By GREG RUSSELL
Register Staff Writer
Some school officials feel the effects of recent state-mandated changes in testing curriculum remain to be seen — and cite possibilities good and otherwise.
Monday’s signature of House Bill 5 by Gov. Rick Perry ensures that the number of end-of-course tests in Texas high schools will wane from 15 to five.
The measure was authored by Rep. Jimmie Aycock [R-Killeen] and Rep. Dwayne Bohac [R-Houston] as a legislative response to a perceived overemphasis on testing among high school students. And by reducing the number of tests students are required to satisfy, the bill is also intended to expand curriculum options for teenagers who prefer classes more oriented to careers in technical trades.
“House Bill 5 will not only reduce the overemphasis on testing, it will also provide opportunities for students to obtain skills necessary for productive jobs,” Aycock said this week.
During the next year, students will undergo end-of-course exams only in English I-II, biology, algebra I and U.S. History as opposed to exams in 15 separate subjects throughout the four high school grades. The new bill has no effect on younger students.
Gainesville Independent School District Superintendent Jeff Brasher said as with many other changes, the results will be mixed.
“There’s always a lot of unexpected consequences, both positive and negative,” Brasher said Wednesday. “In some ways, this is a good thing because you have fewer testing days and more instruction. On the other hand, there’s less accountability. You change the urgency and the energy and the focus placed on teaching that course.”
Brasher said the strength of school testing remains in how it affects the learning process prior to any testing taking place. If students can still expect to be tested in a subject, he said, they’re less likely to dismiss their teachers.
“That may impact some teachers more than others,” he said.
Though Brasher admitted he has mixed feelings about the reduction of testing, he added that he has no problem with another measure of House Bill 5, which is that it eliminates the policy that the remaining end-of-course exams count for 15 percent of a student’s final grade.
“That 15 percent rule wasn’t very clearly thought out by the Legislature,” he said Wednesday. “I don’t think any schools could make it work. They had good intentions, but good intentions don’t always work.”

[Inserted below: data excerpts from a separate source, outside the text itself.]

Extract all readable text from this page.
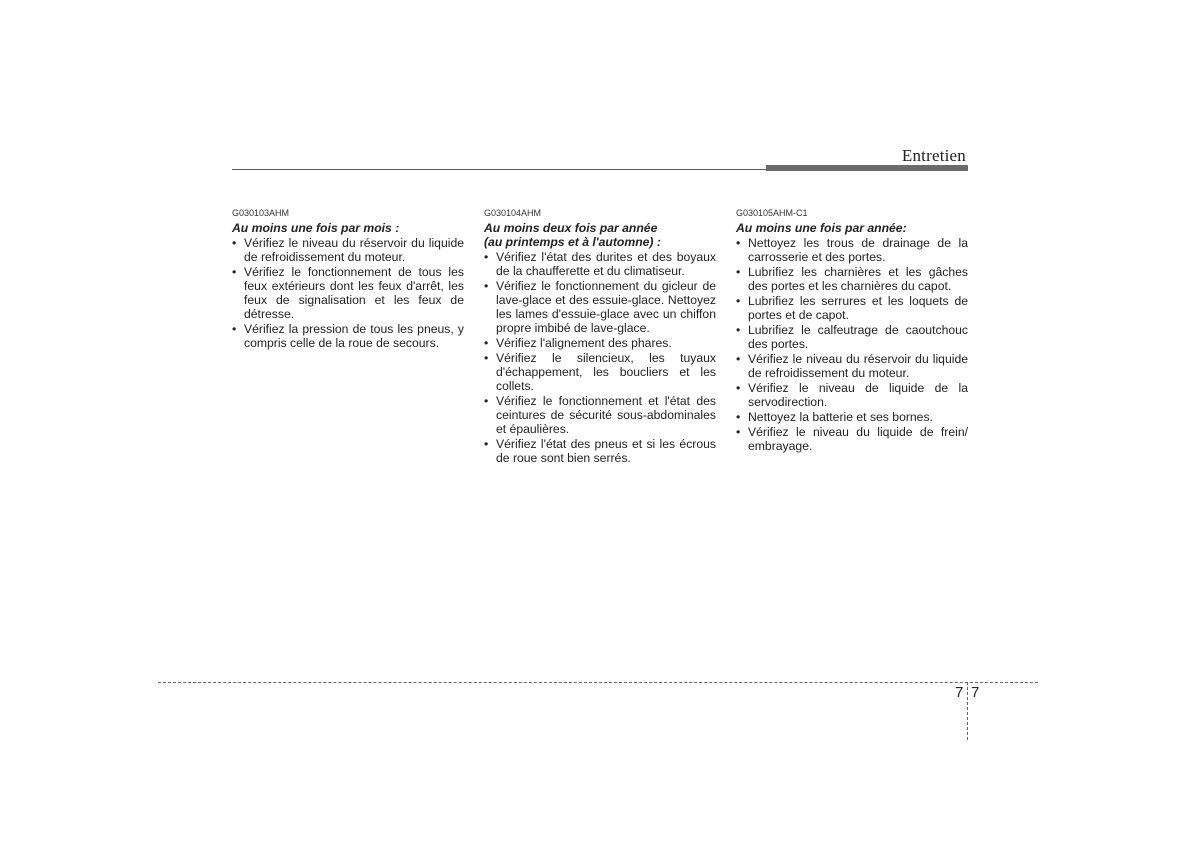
Entretien
G030103AHM
Au moins une fois par mois :
• Vérifiez le niveau du réservoir du liquide de refroidissement du moteur.
• Vérifiez le fonctionnement de tous les feux extérieurs dont les feux d'arrêt, les feux de signalisation et les feux de détresse.
• Vérifiez la pression de tous les pneus, y compris celle de la roue de secours.
G030104AHM
Au moins deux fois par année
(au printemps et à l'automne) :
• Vérifiez l'état des durites et des boyaux de la chaufferette et du climatiseur.
• Vérifiez le fonctionnement du gicleur de lave-glace et des essuie-glace. Nettoyez les lames d'essuie-glace avec un chiffon propre imbibé de lave-glace.
• Vérifiez l'alignement des phares.
• Vérifiez le silencieux, les tuyaux d'échappement, les boucliers et les collets.
• Vérifiez le fonctionnement et l'état des ceintures de sécurité sous-abdominales et épaulières.
• Vérifiez l'état des pneus et si les écrous de roue sont bien serrés.
G030105AHM-C1
Au moins une fois par année:
• Nettoyez les trous de drainage de la carrosserie et des portes.
• Lubrifiez les charnières et les gâches des portes et les charnières du capot.
• Lubrifiez les serrures et les loquets de portes et de capot.
• Lubrifiez le calfeutrage de caoutchouc des portes.
• Vérifiez le niveau du réservoir du liquide de refroidissement du moteur.
• Vérifiez le niveau de liquide de la servodirection.
• Nettoyez la batterie et ses bornes.
• Vérifiez le niveau du liquide de frein/ embrayage.
7 7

The change in state policy hasn’t been a formal item of discussion during regular Gainesville ISD Board of Trustees meetings, but Brasher said an information workshop is planned for the near future.

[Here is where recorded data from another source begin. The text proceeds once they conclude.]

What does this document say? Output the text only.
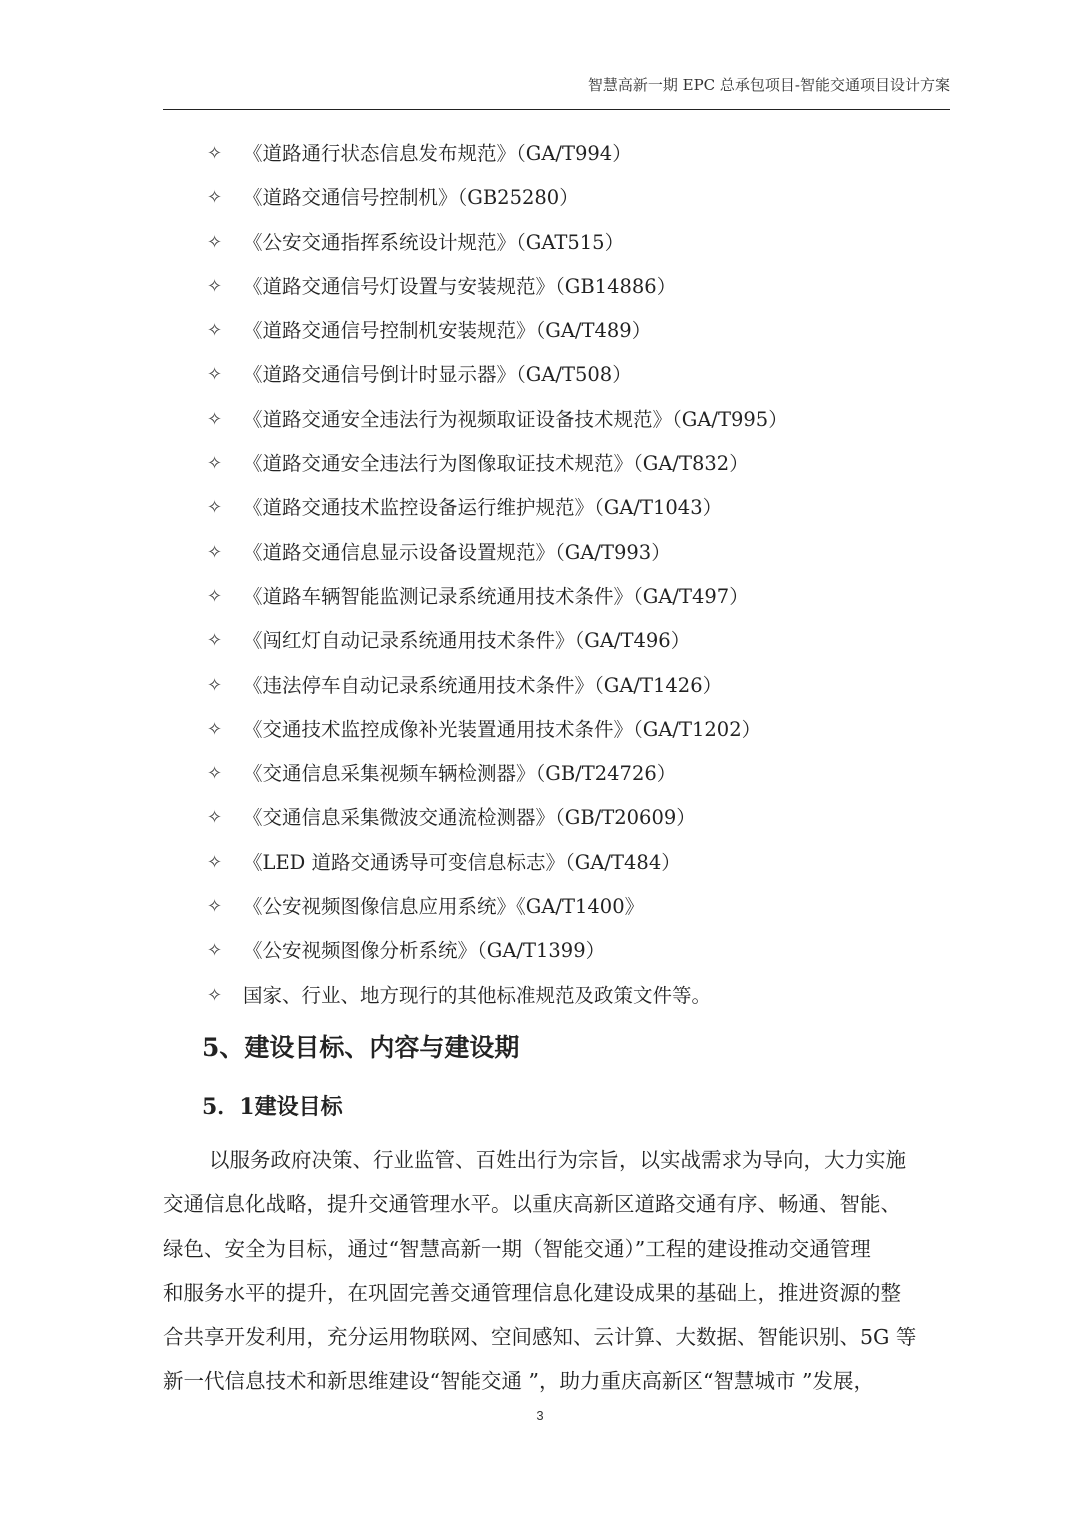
智慧高新一期 EPC 总承包项目-智能交通项目设计方案
✧	《道路通行状态信息发布规范》（GA/T994）
✧	《道路交通信号控制机》（GB25280）
✧	《公安交通指挥系统设计规范》（GAT515）
✧	《道路交通信号灯设置与安装规范》（GB14886）
✧	《道路交通信号控制机安装规范》（GA/T489）
✧	《道路交通信号倒计时显示器》（GA/T508）
✧	《道路交通安全违法行为视频取证设备技术规范》（GA/T995）
✧	《道路交通安全违法行为图像取证技术规范》（GA/T832）
✧	《道路交通技术监控设备运行维护规范》（GA/T1043）
✧	《道路交通信息显示设备设置规范》（GA/T993）
✧	《道路车辆智能监测记录系统通用技术条件》（GA/T497）
✧	《闯红灯自动记录系统通用技术条件》（GA/T496）
✧	《违法停车自动记录系统通用技术条件》（GA/T1426）
✧	《交通技术监控成像补光装置通用技术条件》（GA/T1202）
✧	《交通信息采集视频车辆检测器》（GB/T24726）
✧	《交通信息采集微波交通流检测器》（GB/T20609）
✧	《LED 道路交通诱导可变信息标志》（GA/T484）
✧	《公安视频图像信息应用系统》《GA/T1400》
✧	《公安视频图像分析系统》（GA/T1399）
✧	国家、行业、地方现行的其他标准规范及政策文件等。
5、建设目标、内容与建设期
5．1建设目标
以服务政府决策、行业监管、百姓出行为宗旨，以实战需求为导向，大力实施
交通信息化战略，提升交通管理水平。以重庆高新区道路交通有序、畅通、智能、
绿色、安全为目标，通过“智慧高新一期（智能交通）”工程的建设推动交通管理
和服务水平的提升，在巩固完善交通管理信息化建设成果的基础上，推进资源的整
合共享开发利用，充分运用物联网、空间感知、云计算、大数据、智能识别、5G 等
新一代信息技术和新思维建设“智能交通 ”，助力重庆高新区“智慧城市 ”发展，
3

But despite the change, he said, Gainesville administration will provide the same efforts.
“We intend to do our very best to make sure the children of Gainesville ISD and Gainesville High School are going to be supplied with first-class education and make sure they’re prepared for college and prepared for the path they choose after high school,” Brasher said. ”We’re going to continue to work as hard as we always have to make sure they’re prepared.”